When I started my role at the University of Reading, I made a choice: I asked to be known as ‘Immy’ by my colleagues. My full name is ‘Imogen’, but outside of work and school I have almost always been called Immy. Don’t get me wrong, I love my name and surname, as both have roots that speak to my Irish heritage. That said, I am aware that most people probably don’t expect a mixed race woman of English, Irish and Pakistani descent when they hear the name ‘Imogen Lawlor’. I’ve always considered ‘Imogen’ to be my ‘white’ and formal name, so when people only knew me as ‘Imogen’ it felt like I wasn’t fully being myself to them.

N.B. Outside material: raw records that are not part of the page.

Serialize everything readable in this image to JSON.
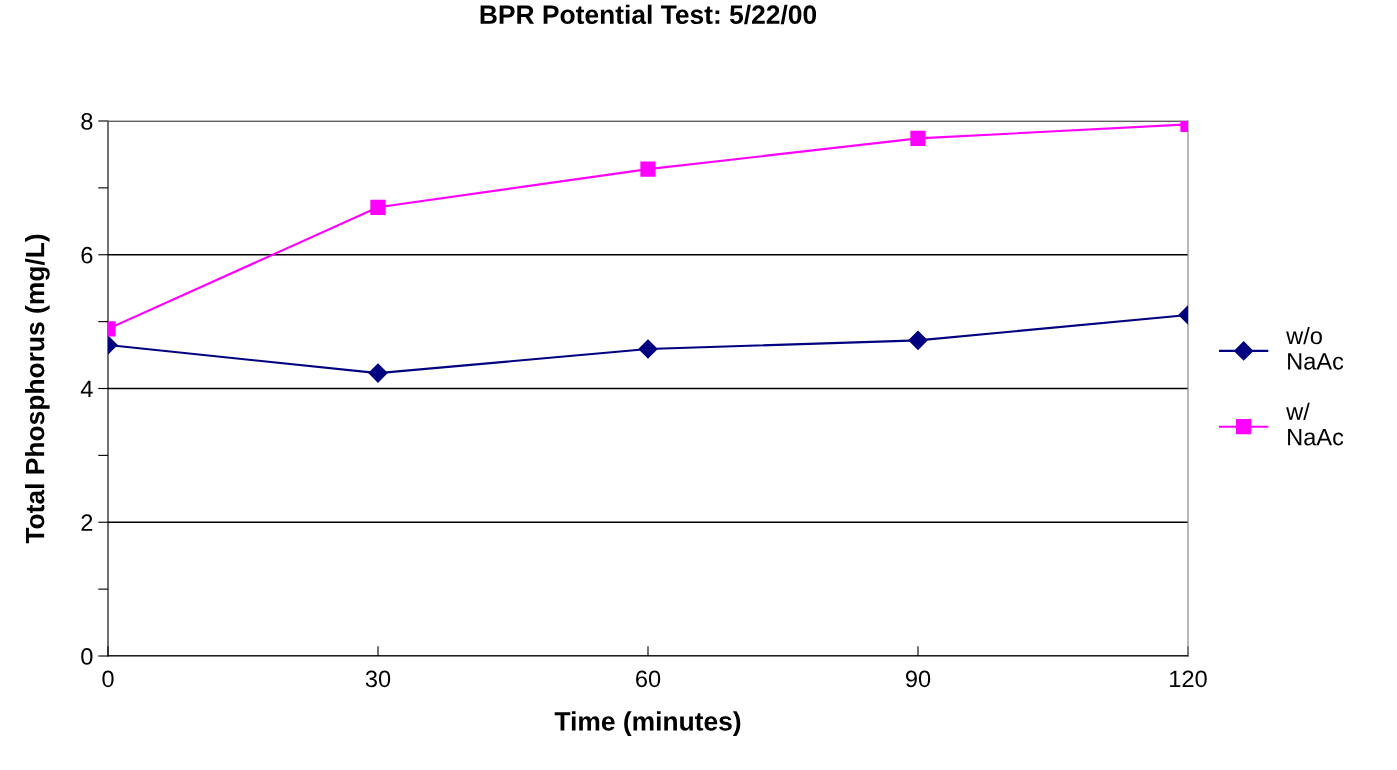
{
  "chart_data": {
    "type": "line",
    "title": "BPR Potential Test: 5/22/00",
    "xlabel": "Time (minutes)",
    "ylabel": "Total Phosphorus (mg/L)",
    "x": [
      0,
      30,
      60,
      90,
      120
    ],
    "series": [
      {
        "name": "w/o\nNaAc",
        "color": "#000080",
        "marker": "diamond",
        "values": [
          4.65,
          4.23,
          4.59,
          4.72,
          5.1
        ]
      },
      {
        "name": "w/\nNaAc",
        "color": "#ff00ff",
        "marker": "square",
        "values": [
          4.89,
          6.71,
          7.28,
          7.74,
          7.95
        ]
      }
    ],
    "xlim": [
      0,
      120
    ],
    "xticks": [
      0,
      30,
      60,
      90,
      120
    ],
    "ylim": [
      0,
      8
    ],
    "yticks": [
      0,
      {
        "value": 1,
        "label": null
      },
      2,
      {
        "value": 3,
        "label": null
      },
      4,
      {
        "value": 5,
        "label": null
      },
      6,
      {
        "value": 7,
        "label": null
      },
      8
    ],
    "grid": "y",
    "legend": "right",
    "line_style": "solid"
  }
}
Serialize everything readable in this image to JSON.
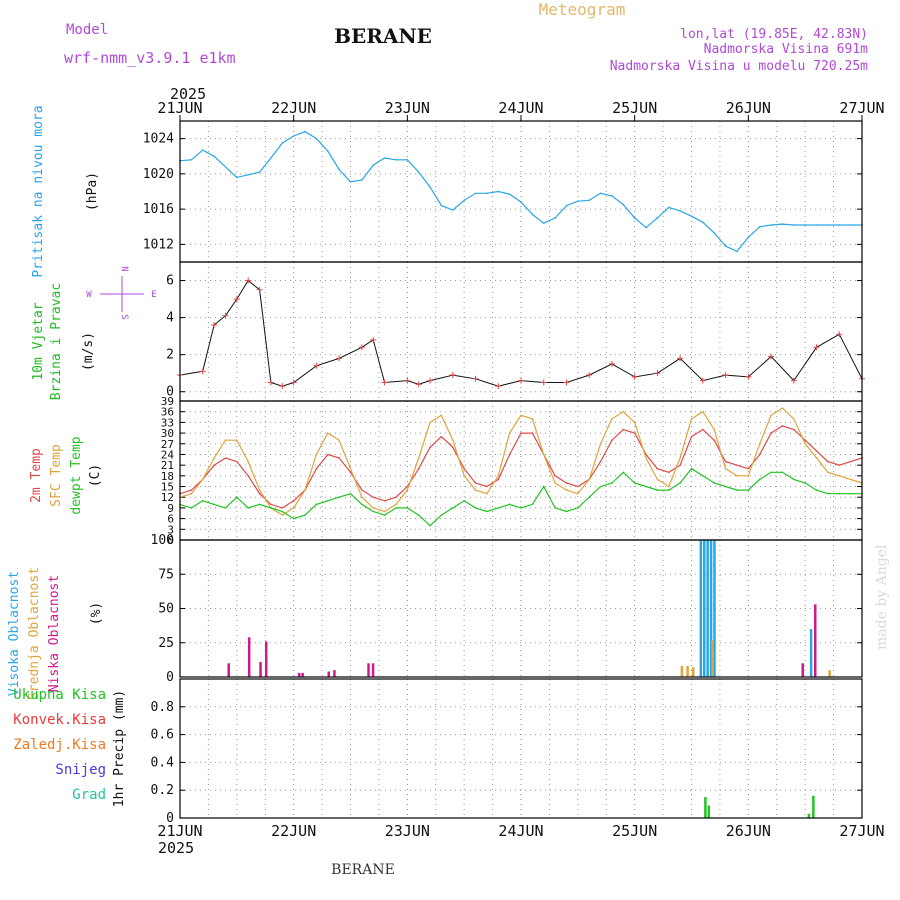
{
  "header": {
    "model_label": "Model",
    "model_name": "wrf-nmm_v3.9.1 e1km",
    "station": "BERANE",
    "product": "Meteogram",
    "lonlat": "lon,lat (19.85E, 42.83N)",
    "elevation": "Nadmorska Visina 691m",
    "model_elevation": "Nadmorska Visina u modelu 720.25m",
    "year_top": "2025",
    "year_bottom": "2025",
    "footer_station": "BERANE",
    "credit": "made by Angel",
    "wind_compass": {
      "n": "N",
      "s": "S",
      "e": "E",
      "w": "W"
    }
  },
  "colors": {
    "pressure": "#2aa6e6",
    "wind_axis": "#22bb22",
    "t2m": "#e04a4a",
    "sfc": "#e0a43c",
    "dew": "#22c322",
    "cloud_high": "#2aa6e6",
    "cloud_mid": "#e0a43c",
    "cloud_low": "#cc1a8a",
    "precip_total": "#22c322",
    "precip_conv": "#ee3a3a",
    "precip_frz": "#ee7a22",
    "precip_snow": "#4a3ae0",
    "precip_grad": "#22c3a8",
    "header_purple": "#b04ad8",
    "header_orange": "#e0b86a"
  },
  "chart_data": [
    {
      "type": "line",
      "panel": "pressure",
      "ylabel_lines": [
        "Pritisak na nivou mora"
      ],
      "unit": "(hPa)",
      "ylim": [
        1010,
        1026
      ],
      "yticks": [
        1012,
        1016,
        1020,
        1024
      ],
      "x_ticks": [
        "21JUN",
        "22JUN",
        "23JUN",
        "24JUN",
        "25JUN",
        "26JUN",
        "27JUN"
      ],
      "grid": true,
      "series": [
        {
          "x": [
            0,
            0.1,
            0.2,
            0.3,
            0.5,
            0.6,
            0.7,
            0.8,
            0.9,
            1.0,
            1.1,
            1.2,
            1.3,
            1.4,
            1.5,
            1.6,
            1.7,
            1.8,
            1.9,
            2.0,
            2.1,
            2.2,
            2.3,
            2.4,
            2.5,
            2.6,
            2.7,
            2.8,
            2.9,
            3.0,
            3.1,
            3.2,
            3.3,
            3.4,
            3.5,
            3.6,
            3.7,
            3.8,
            3.9,
            4.0,
            4.1,
            4.2,
            4.3,
            4.4,
            4.5,
            4.6,
            4.7,
            4.8,
            4.9,
            5.0,
            5.1,
            5.2,
            5.3,
            5.4,
            5.5,
            5.6,
            5.7,
            5.8,
            5.9,
            6.0
          ],
          "values": [
            1021.5,
            1021.6,
            1022.7,
            1022.0,
            1019.6,
            1019.9,
            1020.2,
            1021.8,
            1023.5,
            1024.3,
            1024.8,
            1024.0,
            1022.6,
            1020.5,
            1019.1,
            1019.3,
            1021.0,
            1021.8,
            1021.6,
            1021.6,
            1020.2,
            1018.5,
            1016.4,
            1015.9,
            1017.0,
            1017.8,
            1017.8,
            1018.0,
            1017.7,
            1016.8,
            1015.4,
            1014.4,
            1015.0,
            1016.4,
            1016.9,
            1017.0,
            1017.8,
            1017.5,
            1016.5,
            1015.0,
            1013.9,
            1015.0,
            1016.2,
            1015.8,
            1015.2,
            1014.5,
            1013.3,
            1011.8,
            1011.2,
            1012.8,
            1014.0,
            1014.2,
            1014.3,
            1014.2,
            1014.2,
            1014.2,
            1014.2,
            1014.2,
            1014.2,
            1014.2
          ]
        }
      ]
    },
    {
      "type": "line",
      "panel": "wind",
      "ylabel_lines": [
        "10m Vjetar",
        "Brzina i Pravac"
      ],
      "unit": "(m/s)",
      "ylim": [
        -0.5,
        7
      ],
      "yticks": [
        0,
        2,
        4,
        6
      ],
      "grid": true,
      "series": [
        {
          "x": [
            0,
            0.2,
            0.3,
            0.4,
            0.5,
            0.6,
            0.7,
            0.8,
            0.9,
            1.0,
            1.2,
            1.4,
            1.6,
            1.7,
            1.8,
            2.0,
            2.1,
            2.2,
            2.4,
            2.6,
            2.8,
            3.0,
            3.2,
            3.4,
            3.6,
            3.8,
            4.0,
            4.2,
            4.4,
            4.6,
            4.8,
            5.0,
            5.2,
            5.4,
            5.6,
            5.8,
            6.0
          ],
          "values": [
            0.9,
            1.1,
            3.6,
            4.1,
            5.0,
            6.0,
            5.5,
            0.5,
            0.3,
            0.5,
            1.4,
            1.8,
            2.4,
            2.8,
            0.5,
            0.6,
            0.4,
            0.6,
            0.9,
            0.7,
            0.3,
            0.6,
            0.5,
            0.5,
            0.9,
            1.5,
            0.8,
            1.0,
            1.8,
            0.6,
            0.9,
            0.8,
            1.9,
            0.6,
            2.4,
            3.1,
            0.7
          ]
        }
      ]
    },
    {
      "type": "line",
      "panel": "temperature",
      "ylabel_lines": [
        "2m Temp",
        "SFC Temp",
        "dewpt Temp"
      ],
      "unit": "(C)",
      "ylim": [
        0,
        39
      ],
      "yticks": [
        0,
        3,
        6,
        9,
        12,
        15,
        18,
        21,
        24,
        27,
        30,
        33,
        36,
        39
      ],
      "grid": true,
      "series": [
        {
          "name": "2m Temp",
          "x": [
            0,
            0.1,
            0.2,
            0.3,
            0.4,
            0.5,
            0.6,
            0.7,
            0.8,
            0.9,
            1.0,
            1.1,
            1.2,
            1.3,
            1.4,
            1.5,
            1.6,
            1.7,
            1.8,
            1.9,
            2.0,
            2.1,
            2.2,
            2.3,
            2.4,
            2.5,
            2.6,
            2.7,
            2.8,
            2.9,
            3.0,
            3.1,
            3.2,
            3.3,
            3.4,
            3.5,
            3.6,
            3.7,
            3.8,
            3.9,
            4.0,
            4.1,
            4.2,
            4.3,
            4.4,
            4.5,
            4.6,
            4.7,
            4.8,
            4.9,
            5.0,
            5.1,
            5.2,
            5.3,
            5.4,
            5.5,
            5.6,
            5.7,
            5.8,
            5.9,
            6.0
          ],
          "values": [
            13,
            14,
            17,
            21,
            23,
            22,
            18,
            13,
            10,
            9,
            11,
            14,
            20,
            24,
            23,
            19,
            14,
            12,
            11,
            12,
            15,
            20,
            26,
            29,
            26,
            20,
            16,
            15,
            17,
            24,
            30,
            30,
            24,
            18,
            16,
            15,
            17,
            22,
            28,
            31,
            30,
            24,
            20,
            19,
            21,
            29,
            31,
            28,
            22,
            21,
            20,
            24,
            30,
            32,
            31,
            28,
            25,
            22,
            21,
            22,
            23
          ]
        },
        {
          "name": "SFC Temp",
          "x": [
            0,
            0.1,
            0.2,
            0.3,
            0.4,
            0.5,
            0.6,
            0.7,
            0.8,
            0.9,
            1.0,
            1.1,
            1.2,
            1.3,
            1.4,
            1.5,
            1.6,
            1.7,
            1.8,
            1.9,
            2.0,
            2.1,
            2.2,
            2.3,
            2.4,
            2.5,
            2.6,
            2.7,
            2.8,
            2.9,
            3.0,
            3.1,
            3.2,
            3.3,
            3.4,
            3.5,
            3.6,
            3.7,
            3.8,
            3.9,
            4.0,
            4.1,
            4.2,
            4.3,
            4.4,
            4.5,
            4.6,
            4.7,
            4.8,
            4.9,
            5.0,
            5.1,
            5.2,
            5.3,
            5.4,
            5.5,
            5.6,
            5.7,
            5.8,
            5.9,
            6.0
          ],
          "values": [
            12,
            13,
            17,
            23,
            28,
            28,
            22,
            14,
            9,
            7,
            9,
            14,
            24,
            30,
            28,
            20,
            12,
            9,
            8,
            10,
            14,
            23,
            33,
            35,
            28,
            18,
            14,
            13,
            18,
            30,
            35,
            34,
            24,
            16,
            14,
            13,
            17,
            27,
            34,
            36,
            33,
            23,
            17,
            15,
            23,
            34,
            36,
            31,
            20,
            18,
            18,
            27,
            35,
            37,
            34,
            27,
            23,
            19,
            18,
            17,
            16
          ]
        },
        {
          "name": "dewpt Temp",
          "x": [
            0,
            0.1,
            0.2,
            0.3,
            0.4,
            0.5,
            0.6,
            0.7,
            0.8,
            0.9,
            1.0,
            1.1,
            1.2,
            1.3,
            1.4,
            1.5,
            1.6,
            1.7,
            1.8,
            1.9,
            2.0,
            2.1,
            2.2,
            2.3,
            2.4,
            2.5,
            2.6,
            2.7,
            2.8,
            2.9,
            3.0,
            3.1,
            3.2,
            3.3,
            3.4,
            3.5,
            3.6,
            3.7,
            3.8,
            3.9,
            4.0,
            4.1,
            4.2,
            4.3,
            4.4,
            4.5,
            4.6,
            4.7,
            4.8,
            4.9,
            5.0,
            5.1,
            5.2,
            5.3,
            5.4,
            5.5,
            5.6,
            5.7,
            5.8,
            5.9,
            6.0
          ],
          "values": [
            10,
            9,
            11,
            10,
            9,
            12,
            9,
            10,
            9,
            8,
            6,
            7,
            10,
            11,
            12,
            13,
            10,
            8,
            7,
            9,
            9,
            7,
            4,
            7,
            9,
            11,
            9,
            8,
            9,
            10,
            9,
            10,
            15,
            9,
            8,
            9,
            12,
            15,
            16,
            19,
            16,
            15,
            14,
            14,
            16,
            20,
            18,
            16,
            15,
            14,
            14,
            17,
            19,
            19,
            17,
            16,
            14,
            13,
            13,
            13,
            13
          ]
        }
      ]
    },
    {
      "type": "bar",
      "panel": "cloud",
      "ylabel_lines": [
        "Visoka Oblacnost",
        "Srednja Oblacnost",
        "Niska Oblacnost"
      ],
      "unit": "(%)",
      "ylim": [
        0,
        100
      ],
      "yticks": [
        0,
        25,
        50,
        75,
        100
      ],
      "grid": true,
      "series": [
        {
          "name": "Visoka Oblacnost",
          "x": [
            4.58,
            4.61,
            4.64,
            4.67,
            4.7,
            5.55
          ],
          "values": [
            100,
            100,
            100,
            100,
            100,
            35
          ]
        },
        {
          "name": "Srednja Oblacnost",
          "x": [
            4.4,
            4.45,
            4.5,
            4.67,
            5.7
          ],
          "values": [
            8,
            8,
            7,
            27,
            5
          ]
        },
        {
          "name": "Niska Oblacnost",
          "x": [
            0.4,
            0.58,
            0.68,
            0.73,
            1.02,
            1.05,
            1.28,
            1.33,
            1.63,
            1.67,
            5.45,
            5.56
          ],
          "values": [
            10,
            29,
            11,
            26,
            3,
            3,
            4,
            5,
            10,
            10,
            10,
            53
          ]
        }
      ]
    },
    {
      "type": "bar",
      "panel": "precip",
      "ylabel_lines": [
        "Ukupna Kisa",
        "Konvek.Kisa",
        "Zaledj.Kisa",
        "Snijeg",
        "Grad"
      ],
      "unit": "1hr Precip (mm)",
      "ylim": [
        0,
        1.0
      ],
      "yticks": [
        0,
        0.2,
        0.4,
        0.6,
        0.8
      ],
      "grid": true,
      "series": [
        {
          "name": "Ukupna Kisa",
          "x": [
            4.62,
            4.65,
            5.53,
            5.57
          ],
          "values": [
            0.15,
            0.09,
            0.03,
            0.16
          ]
        }
      ]
    }
  ]
}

Having mixed heritage can be an amazing thing that evokes pride and provides access to multiple cultures, but it sometimes presents us with puzzling situations. Mixed people generally don’t have to deal with the same degree of racism and discrimination as black people, for example, but we face different kinds of issues. Because I am (mostly) white passing, it was easy for me to hide behind my white name for most of my life, and not confront my feelings about my race. Of course, being white-passing is a privilege, but this has placed me in difficult situations where some white people feel comfortable enough to express racist sentiments in front of me. For example, when a former white colleague ranted extensively to me about their friend “who is so annoying because she ALWAYS plays the race card”, I found myself wondering “Would they have said that in front of me if they knew that I am a person of colour?”. Moreover, white colleagues have used me as a sounding board in the past, to ask the questions they are “too nervous” to ask other people of colour. Sometimes I feel like I am a ‘palatable’ person of colour to them, who they think will tolerate their curiosities because I’m half white. As much as some questions and comments are well meaning, it grows tiring when yet another person remarks on your skin colour, making comments like “But you don’t look mixed, you’re quite pale. Maybe you’re more white than brown.”
Despite the lack of diversity during my undergraduate studies, university was a place where I embraced my identity. I was on the founding committee of the Oxford Mixed Heritage Society: the first university society of its kind in the UK, which is still running and has inspired other students to form their own mixed heritage societies. University is a place where students can explore their identities, but working in a university means that you are bound by a different set of rules and expectations. Race is a protected characteristic by law and you should never feel obliged to talk about your race, if you don’t feel comfortable. Being able to speak up at work when you experience racism relies on a workplace of transparency and allyship for people of colour. I work in a mostly white team now, but I am fortunate that there is a culture of acceptance and inclusivity.
If I were to say one thing to my mixed race colleagues, it would be that you should never feel that you have to pander to white people’s questioning. Your racial identity is your own and it is up to you how you express or define it. Don’t get bogged down answering other people’s questions. You have the right to say no. Moreover, experiences of being mixed heritage are vast and detailed. The difference between Immy and Imogen might be small to some, but it could mean the world to you.